01 May 2023

European Commission has published new EU SEP regulation, promising a boost in innovation and investment

The European Commission published their proposals for new regulations on standards essential patents (SEPs), compulsory licensing of patents in crisis situations, and revised legislation on supplementary protection certificates (SPCs). These proposals, implemented by the European Commission, will only directly affect the European Union (EU) and not the UK.

Proposed regulations on standards essential patents

Of all of these proposals, the proposed new regulation on SEPs is perhaps the most contentious, having been leaked on 24 March 2023. This was commented on widely in the press and among the global patent community, including in a letter by the European Telecommunications Standards Institute (ETSI), a post by IP Europe, and a post on LinkedIn by Fabian Gonell, Chief Licensing Lawyer at Qualcomm, who went so far as to say that the “draft regulation would upend patent rights in Europe and have a host of unintended consequences.” By contrast, Apple (an implementer) has been very active in lobbying for the current version of the draft regulation. Commentators have noted that is because the draft regulation would be pro-licensee and anti-patentee, and might well encourage ‘hold-out’ behaviour where an unwilling licensee could delay enforcement.

The proposals include assigning to the EU Intellectual Property Office (EUIPO), which currently administers community trade marks and community designs but does not yet have any patent expertise, the task of building an SEP register and a procedure for determining FRAND rates for SEPs. This also includes the option for regular checks (instigated by either implementer or SEP owner) to determine whether a sample of up to 100 patents are indeed essential – although the results of this are not legally binding. However, ETSI noted in their letter that they already maintain their own database of essentiality declarations and also technical specifications. The proposed regulations also impose an obligation on bodies such as ETSI to provide certain information to EUIPO which would place a significant burden on them, in particular relating to known implementations of the standard, which ETSI have said even they do not have the tools or resources to comply with.
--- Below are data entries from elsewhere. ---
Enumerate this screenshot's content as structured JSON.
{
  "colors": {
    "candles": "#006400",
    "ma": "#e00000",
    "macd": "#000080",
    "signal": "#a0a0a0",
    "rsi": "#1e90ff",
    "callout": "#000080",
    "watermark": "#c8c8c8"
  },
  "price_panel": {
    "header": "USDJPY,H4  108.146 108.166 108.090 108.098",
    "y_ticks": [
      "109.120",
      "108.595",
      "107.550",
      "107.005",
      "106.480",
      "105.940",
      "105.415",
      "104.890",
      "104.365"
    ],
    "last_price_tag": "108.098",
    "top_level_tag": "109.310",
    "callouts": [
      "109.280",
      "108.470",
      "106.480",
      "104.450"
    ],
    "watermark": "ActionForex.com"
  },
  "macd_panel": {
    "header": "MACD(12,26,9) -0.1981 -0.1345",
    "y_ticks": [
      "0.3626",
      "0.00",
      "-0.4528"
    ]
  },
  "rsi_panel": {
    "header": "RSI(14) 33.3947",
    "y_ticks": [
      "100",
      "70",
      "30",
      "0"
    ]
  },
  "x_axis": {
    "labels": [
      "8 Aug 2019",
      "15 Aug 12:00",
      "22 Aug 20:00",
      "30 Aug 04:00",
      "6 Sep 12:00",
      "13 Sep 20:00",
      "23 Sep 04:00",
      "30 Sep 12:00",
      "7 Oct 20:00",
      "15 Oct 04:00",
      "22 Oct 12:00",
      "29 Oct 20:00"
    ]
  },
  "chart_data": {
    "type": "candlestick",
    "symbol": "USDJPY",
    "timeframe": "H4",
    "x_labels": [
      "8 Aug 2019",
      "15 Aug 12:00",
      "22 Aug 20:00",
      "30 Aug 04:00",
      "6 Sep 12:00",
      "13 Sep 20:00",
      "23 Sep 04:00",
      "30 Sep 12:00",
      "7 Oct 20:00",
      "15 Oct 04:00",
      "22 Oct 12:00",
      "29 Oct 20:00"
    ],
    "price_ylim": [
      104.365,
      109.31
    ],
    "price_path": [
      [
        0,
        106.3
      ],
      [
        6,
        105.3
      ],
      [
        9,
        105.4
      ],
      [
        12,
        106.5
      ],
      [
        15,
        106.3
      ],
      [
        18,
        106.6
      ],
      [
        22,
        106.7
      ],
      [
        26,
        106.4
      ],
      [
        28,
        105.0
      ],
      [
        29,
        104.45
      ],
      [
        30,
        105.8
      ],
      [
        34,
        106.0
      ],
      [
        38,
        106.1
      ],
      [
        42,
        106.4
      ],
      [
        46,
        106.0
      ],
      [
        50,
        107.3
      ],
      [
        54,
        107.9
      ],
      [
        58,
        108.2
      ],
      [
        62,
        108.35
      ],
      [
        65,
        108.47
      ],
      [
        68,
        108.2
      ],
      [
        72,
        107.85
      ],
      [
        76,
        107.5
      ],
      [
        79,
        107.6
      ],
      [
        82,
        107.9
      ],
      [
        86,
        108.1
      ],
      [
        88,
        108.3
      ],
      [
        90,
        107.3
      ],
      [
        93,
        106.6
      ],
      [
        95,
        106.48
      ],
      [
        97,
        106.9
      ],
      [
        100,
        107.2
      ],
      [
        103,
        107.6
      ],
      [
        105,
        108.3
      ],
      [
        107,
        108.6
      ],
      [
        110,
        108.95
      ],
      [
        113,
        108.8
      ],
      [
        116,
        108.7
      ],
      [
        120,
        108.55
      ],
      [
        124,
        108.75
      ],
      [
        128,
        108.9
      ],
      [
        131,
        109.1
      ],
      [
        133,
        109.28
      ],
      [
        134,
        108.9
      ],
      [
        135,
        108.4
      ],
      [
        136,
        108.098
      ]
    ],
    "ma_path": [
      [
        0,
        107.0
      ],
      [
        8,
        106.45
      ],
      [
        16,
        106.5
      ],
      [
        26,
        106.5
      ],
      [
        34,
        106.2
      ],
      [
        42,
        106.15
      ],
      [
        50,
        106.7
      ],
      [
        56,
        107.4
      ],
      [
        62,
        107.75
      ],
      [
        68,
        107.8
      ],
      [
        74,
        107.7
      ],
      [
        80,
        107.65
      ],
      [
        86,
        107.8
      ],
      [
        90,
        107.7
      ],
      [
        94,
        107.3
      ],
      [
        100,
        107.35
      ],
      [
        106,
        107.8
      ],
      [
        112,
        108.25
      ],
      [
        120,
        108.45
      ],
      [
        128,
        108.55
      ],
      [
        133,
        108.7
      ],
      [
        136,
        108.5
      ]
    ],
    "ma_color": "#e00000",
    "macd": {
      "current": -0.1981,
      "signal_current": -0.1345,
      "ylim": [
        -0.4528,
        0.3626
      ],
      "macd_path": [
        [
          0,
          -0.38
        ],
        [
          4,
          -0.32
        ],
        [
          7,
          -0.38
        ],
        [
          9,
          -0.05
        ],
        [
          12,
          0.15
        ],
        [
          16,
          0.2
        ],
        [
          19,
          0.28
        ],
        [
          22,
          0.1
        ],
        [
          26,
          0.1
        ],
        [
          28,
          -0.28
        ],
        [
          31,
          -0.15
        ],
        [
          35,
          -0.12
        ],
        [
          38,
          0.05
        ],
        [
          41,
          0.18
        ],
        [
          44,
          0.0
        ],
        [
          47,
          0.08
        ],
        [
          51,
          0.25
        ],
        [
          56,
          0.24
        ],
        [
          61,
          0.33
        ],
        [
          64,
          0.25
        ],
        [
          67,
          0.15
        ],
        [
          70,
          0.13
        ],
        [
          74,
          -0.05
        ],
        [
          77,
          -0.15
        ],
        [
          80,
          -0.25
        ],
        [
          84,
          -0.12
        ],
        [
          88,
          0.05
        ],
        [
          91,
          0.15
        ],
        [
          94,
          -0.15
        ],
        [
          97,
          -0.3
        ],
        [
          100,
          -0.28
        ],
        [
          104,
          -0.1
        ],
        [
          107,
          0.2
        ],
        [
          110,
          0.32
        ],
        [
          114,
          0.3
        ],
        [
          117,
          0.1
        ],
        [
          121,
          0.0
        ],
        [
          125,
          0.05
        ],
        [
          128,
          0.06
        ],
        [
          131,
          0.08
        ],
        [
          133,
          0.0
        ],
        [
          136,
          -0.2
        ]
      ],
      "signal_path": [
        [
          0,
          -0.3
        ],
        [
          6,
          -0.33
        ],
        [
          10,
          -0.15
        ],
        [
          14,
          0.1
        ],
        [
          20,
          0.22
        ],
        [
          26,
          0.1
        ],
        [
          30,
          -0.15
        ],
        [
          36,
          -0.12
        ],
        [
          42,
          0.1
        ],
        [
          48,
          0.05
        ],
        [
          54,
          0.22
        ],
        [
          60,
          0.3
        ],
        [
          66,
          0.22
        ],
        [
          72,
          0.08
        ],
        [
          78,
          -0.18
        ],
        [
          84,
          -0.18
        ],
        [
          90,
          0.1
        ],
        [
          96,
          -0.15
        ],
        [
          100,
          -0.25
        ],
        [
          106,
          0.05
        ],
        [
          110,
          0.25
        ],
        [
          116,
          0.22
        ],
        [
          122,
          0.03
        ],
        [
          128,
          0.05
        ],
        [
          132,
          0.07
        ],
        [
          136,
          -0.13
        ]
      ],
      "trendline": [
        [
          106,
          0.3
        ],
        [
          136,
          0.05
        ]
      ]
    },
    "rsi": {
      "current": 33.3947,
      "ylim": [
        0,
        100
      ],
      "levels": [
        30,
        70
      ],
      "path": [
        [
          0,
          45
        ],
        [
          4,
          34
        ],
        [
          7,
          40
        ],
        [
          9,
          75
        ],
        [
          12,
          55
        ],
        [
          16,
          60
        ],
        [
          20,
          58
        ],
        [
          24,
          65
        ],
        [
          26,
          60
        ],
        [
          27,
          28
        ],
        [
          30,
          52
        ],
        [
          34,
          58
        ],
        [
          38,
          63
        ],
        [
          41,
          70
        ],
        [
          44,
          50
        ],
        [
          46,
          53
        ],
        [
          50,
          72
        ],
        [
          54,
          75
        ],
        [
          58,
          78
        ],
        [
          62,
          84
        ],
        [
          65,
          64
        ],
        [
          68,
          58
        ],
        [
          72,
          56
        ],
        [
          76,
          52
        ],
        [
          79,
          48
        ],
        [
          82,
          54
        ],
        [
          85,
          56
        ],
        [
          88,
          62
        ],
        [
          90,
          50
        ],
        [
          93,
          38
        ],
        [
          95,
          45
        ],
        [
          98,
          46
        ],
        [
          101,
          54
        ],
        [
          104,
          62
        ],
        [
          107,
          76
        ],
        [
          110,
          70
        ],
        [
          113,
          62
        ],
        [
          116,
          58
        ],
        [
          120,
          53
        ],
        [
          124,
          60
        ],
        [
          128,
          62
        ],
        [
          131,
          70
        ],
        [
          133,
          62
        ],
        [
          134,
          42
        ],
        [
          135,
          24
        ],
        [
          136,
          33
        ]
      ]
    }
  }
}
With regards to determining FRAND rates for SEPs, this can be initiated upon request by an implementer or SEP owner and is to be completed within nine months and facilitated by ‘conciliators’ which shall be chosen by the parties from a group proposed by the EUIPO. However, commentators have questioned whether any imposed FRAND rate determination by two ‘conciliators’ (and without appeals available) at the EUIPO, an institution that until now has never dealt with patents before, resulting in a non-binding result in a very short timeframe, would work in practice, as it will unlikely be respected in the market.

IP Europe noted that the proposed new regulation is damaging for:

  1. departing radically from existing precedent, without sufficient data; 
  2. turning over management of SEPs to an agency with no previous experience with patents or standards; 
  3. creating an unpredictable and unbalanced system which will further delay licence negotiations and royalty payments, potentially for many years;
  4. ignoring the EU’s commitments under the World Trade Organisation’s TRIPS Agreement and TBT Agreement, and the EU’s Charter of Fundamental Rights to defend patent rights; and
  5. imposing an artificial and premature cap on aggregate royalties for implementations of a standard with a process that is open to misuse.

Compulsory licensing

The Commission notes that the new rules foresee a new EU-wide compulsory licensing instrument that would complement EU crisis instruments, such as the Single Market Emergency Instrument, HERA regulations and the Chips Act. The Commission states that in light of the COVID-19 crisis, these new rules would further enhance the EU’s resilience to crises, by ensuring access to key patented products and technologies, should voluntary agreements not be available or adequate.

Supplementary protection certificates

The proposal also introduces a unitary SPC to complement the Unitary Patent, along with a centralised examination procedure to be implemented by the EUIPO.

2023 EU SME fund

Concurrently with the proposal, the 2023 SME fund was also announced making vouchers available for SMEs to save up to €1,500 on their patent registration costs.

The European Commission’s proposals for new regulations on SEPs, compulsory licensing of patents in crisis situations, and revised legislation on SPCs have stirred up a lot of debate and commentary within the global patent community. While some, such as Apple, have actively lobbied for the proposed changes, others have expressed concerns about the potential unintended consequences of the regulations, particularly the new regulation on SEPs.

Nevertheless, the Commission argues that these new rules would boost innovation and investment within the EU, enhance the region’s resilience to crises, and support SMEs through the 2023 SME fund. It remains to be seen how these proposed regulations will be received and implemented within the EU and beyond.